Reimbursement Specialist
3 weeks ago
The Reimbursement Specialist at West Suburban Medical Center is responsible for ensuring accurate reimbursement by reviewing Explanation of Benefits (EOBs), identifying underpayments, and processing contractual adjustments. This role requires diligent follow-up on unpaid claims, maintaining compliance with federal and state billing regulations, and providing insights into denial trends for management reporting.
Key Responsibilities:
- Review EOBs to ensure correct reimbursement and document underpayments.
- Prepare and post contractual adjustments through system input after obtaining necessary approvals.
- Perform timely follow-up on unpaid claims using system worklists, Remittance Advices, EOBs, and other payment documents.

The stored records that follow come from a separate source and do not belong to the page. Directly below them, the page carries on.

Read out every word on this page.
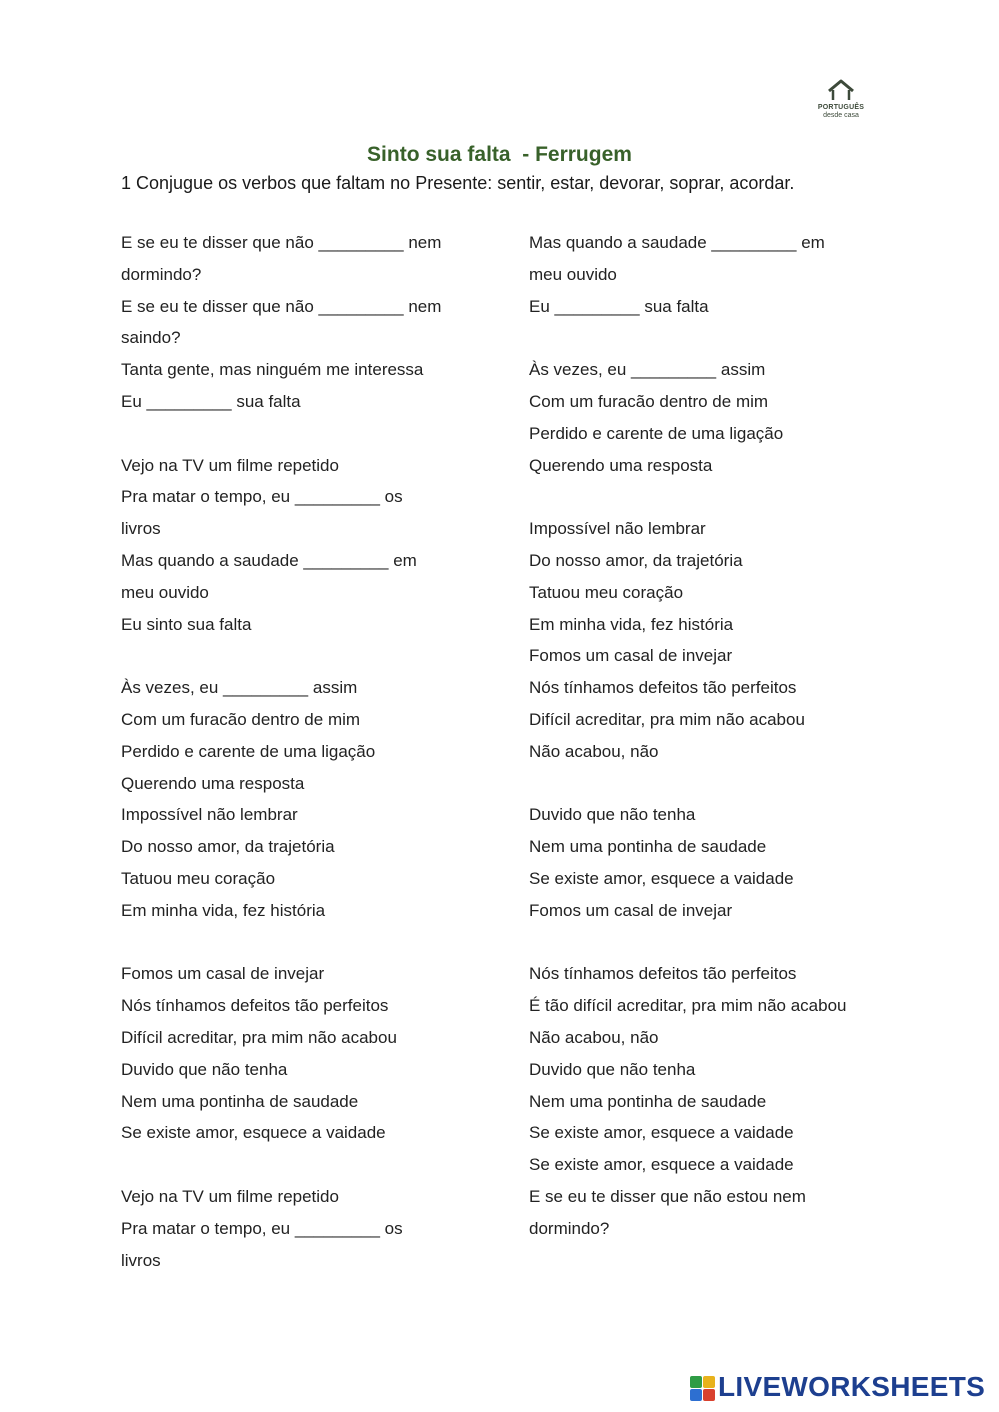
PORTUGUÊS
desde casa
Sinto sua falta  - Ferrugem
1 Conjugue os verbos que faltam no Presente: sentir, estar, devorar, soprar, acordar.
E se eu te disser que não _________ nem
dormindo?
E se eu te disser que não _________ nem
saindo?
Tanta gente, mas ninguém me interessa
Eu _________ sua falta
Vejo na TV um filme repetido
Pra matar o tempo, eu _________ os
livros
Mas quando a saudade _________ em
meu ouvido
Eu sinto sua falta
Às vezes, eu _________ assim
Com um furacão dentro de mim
Perdido e carente de uma ligação
Querendo uma resposta
Impossível não lembrar
Do nosso amor, da trajetória
Tatuou meu coração
Em minha vida, fez história
Fomos um casal de invejar
Nós tínhamos defeitos tão perfeitos
Difícil acreditar, pra mim não acabou
Duvido que não tenha
Nem uma pontinha de saudade
Se existe amor, esquece a vaidade
Vejo na TV um filme repetido
Pra matar o tempo, eu _________ os
livros
Mas quando a saudade _________ em
meu ouvido
Eu _________ sua falta
Às vezes, eu _________ assim
Com um furacão dentro de mim
Perdido e carente de uma ligação
Querendo uma resposta
Impossível não lembrar
Do nosso amor, da trajetória
Tatuou meu coração
Em minha vida, fez história
Fomos um casal de invejar
Nós tínhamos defeitos tão perfeitos
Difícil acreditar, pra mim não acabou
Não acabou, não
Duvido que não tenha
Nem uma pontinha de saudade
Se existe amor, esquece a vaidade
Fomos um casal de invejar
Nós tínhamos defeitos tão perfeitos
É tão difícil acreditar, pra mim não acabou
Não acabou, não
Duvido que não tenha
Nem uma pontinha de saudade
Se existe amor, esquece a vaidade
Se existe amor, esquece a vaidade
E se eu te disser que não estou nem
dormindo?
LIVEWORKSHEETS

- Process adjustment write-offs, keying and posting via computer input following approval processes as required.
- Ensure timely follow-up of assigned accounts, escalating unresolved issues to Supervisor/Director as necessary.
- Stay up to date with billing rules and regulations to maintain compliance with federal and state laws.

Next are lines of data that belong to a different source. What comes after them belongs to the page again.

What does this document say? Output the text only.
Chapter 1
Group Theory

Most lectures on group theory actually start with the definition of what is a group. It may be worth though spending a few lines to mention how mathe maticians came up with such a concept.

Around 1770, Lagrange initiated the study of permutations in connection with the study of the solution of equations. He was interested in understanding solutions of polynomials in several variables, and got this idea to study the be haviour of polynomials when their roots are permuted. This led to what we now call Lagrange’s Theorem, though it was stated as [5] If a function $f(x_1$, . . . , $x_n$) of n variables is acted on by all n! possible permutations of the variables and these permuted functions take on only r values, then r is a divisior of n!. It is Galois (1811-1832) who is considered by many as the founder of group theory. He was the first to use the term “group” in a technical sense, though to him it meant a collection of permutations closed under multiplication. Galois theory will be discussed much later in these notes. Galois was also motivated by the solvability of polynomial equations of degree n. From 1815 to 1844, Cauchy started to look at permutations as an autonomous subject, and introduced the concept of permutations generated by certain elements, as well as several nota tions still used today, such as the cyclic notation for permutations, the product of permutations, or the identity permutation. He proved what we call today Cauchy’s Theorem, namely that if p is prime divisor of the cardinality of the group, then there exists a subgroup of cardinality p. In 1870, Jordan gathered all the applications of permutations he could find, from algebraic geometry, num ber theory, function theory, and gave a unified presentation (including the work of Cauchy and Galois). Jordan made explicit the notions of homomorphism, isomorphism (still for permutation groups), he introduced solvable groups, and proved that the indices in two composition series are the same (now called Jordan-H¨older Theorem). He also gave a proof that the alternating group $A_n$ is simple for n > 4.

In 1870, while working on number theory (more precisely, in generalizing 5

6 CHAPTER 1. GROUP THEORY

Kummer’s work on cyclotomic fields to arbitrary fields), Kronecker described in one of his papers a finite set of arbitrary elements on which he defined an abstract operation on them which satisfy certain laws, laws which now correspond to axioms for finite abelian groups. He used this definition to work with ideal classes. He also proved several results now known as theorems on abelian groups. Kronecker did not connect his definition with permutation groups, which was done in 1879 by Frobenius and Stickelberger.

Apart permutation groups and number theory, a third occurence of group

- Track denials and assist in trending and management reporting to improve reimbursement processes.
- Interpret contract language to verify compliance with reimbursement agreements.
- Prepare appeals for claim denials and work towards accurate reimbursement resolution.
- Maintain working knowledge of insurance authorizations and the verification process for major medical insurance plans.
- Serves as a resource for staff and payers seeking to resolve questions and/or concerns related to underpayments and denials.
Requirements:
- Knowledge of billing regulations, payer reimbursement policies, and medical terminology.
- Strong ability to interpret contract language and EOBs.
- Experience with insurance claims processing, denials management, and appeals preparation.
- Working knowledge of insurance authorization and verification processes.
- Proficiency in using billing and claims software systems for follow-up and adjustment posting.
- Excellent organizational and time management skills.
- Ability to collaborate with team members and escalate issues effectively.
Preferred Qualifications:
- Minimum of 2-3 years of experience in healthcare reimbursement, billing, or claims processing.
- Certified Coder
- Bachelor's Degree
- Familiarity with major medical insurance plans and their authorization processes.
- Experience in denial management and appeals preparation.
- Knowledge of federal and state healthcare billing regulations.